Similarity Search in High Dimensions via Hashing

A. Gionis, P. Indyk, R. Motwani. VLDB 1999

[PDF] [Code] [Tutorial]      

The nearest- or near-neighbor query problems arise in a large variety of database applications, usually in the context of similarity searching. Of late, there has been increasing interest in building search/index structures for performing similarity search over high-dimensional data, e.g., image databases, document collections, time-series databases, and genome databases. Unfortunately, all known techniques for solving this problem fall prey to the curse of dimensionality. That is, the data structures scale poorly with data dimensionality; in fact, if the number of dimensions exceeds 10 to 20, searching in k-d trees and related structures involves the inspection of a large fraction of the database, thereby doing no better than brute-force linear search. It has been suggested that since the selection of features and the choice of a distance metric in typical applications is rather heuristic, determining an approximate nearest neighbor should suffice for most practical purposes. In this paper, we examine a novel scheme for approximate similarity search based on hashing.
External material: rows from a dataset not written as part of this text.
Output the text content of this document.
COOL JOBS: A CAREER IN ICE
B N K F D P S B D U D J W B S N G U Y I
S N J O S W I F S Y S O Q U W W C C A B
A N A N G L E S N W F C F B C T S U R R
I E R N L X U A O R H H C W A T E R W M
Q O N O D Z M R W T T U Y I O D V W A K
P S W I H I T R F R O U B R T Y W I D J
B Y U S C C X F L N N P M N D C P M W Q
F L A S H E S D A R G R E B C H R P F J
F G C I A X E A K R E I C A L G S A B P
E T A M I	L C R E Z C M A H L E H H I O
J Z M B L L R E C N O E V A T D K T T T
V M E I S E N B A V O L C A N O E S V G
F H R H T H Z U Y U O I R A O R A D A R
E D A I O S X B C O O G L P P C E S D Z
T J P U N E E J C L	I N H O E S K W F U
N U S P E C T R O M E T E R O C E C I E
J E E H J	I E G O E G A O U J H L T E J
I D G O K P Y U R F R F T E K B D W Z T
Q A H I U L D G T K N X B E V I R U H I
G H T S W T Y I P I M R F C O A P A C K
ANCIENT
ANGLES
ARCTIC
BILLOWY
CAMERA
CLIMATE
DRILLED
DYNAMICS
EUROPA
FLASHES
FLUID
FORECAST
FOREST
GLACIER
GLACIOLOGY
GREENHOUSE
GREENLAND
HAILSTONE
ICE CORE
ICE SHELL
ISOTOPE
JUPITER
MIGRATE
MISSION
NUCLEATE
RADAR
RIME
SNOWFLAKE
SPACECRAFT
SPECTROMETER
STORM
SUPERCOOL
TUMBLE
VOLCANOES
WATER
The basic idea is to hash the points from the database so as to ensure that the probability of collision is much higher for objects that are close to each other than for those that are far apart. We provide experimental evidence that our method gives significant improvement in running time over other methods for searching in highdimensional spaces based on hierarchical tree decomposition. Experimental results also indicate that our scheme scales well even for a relatively large number of dimensions (more than 50).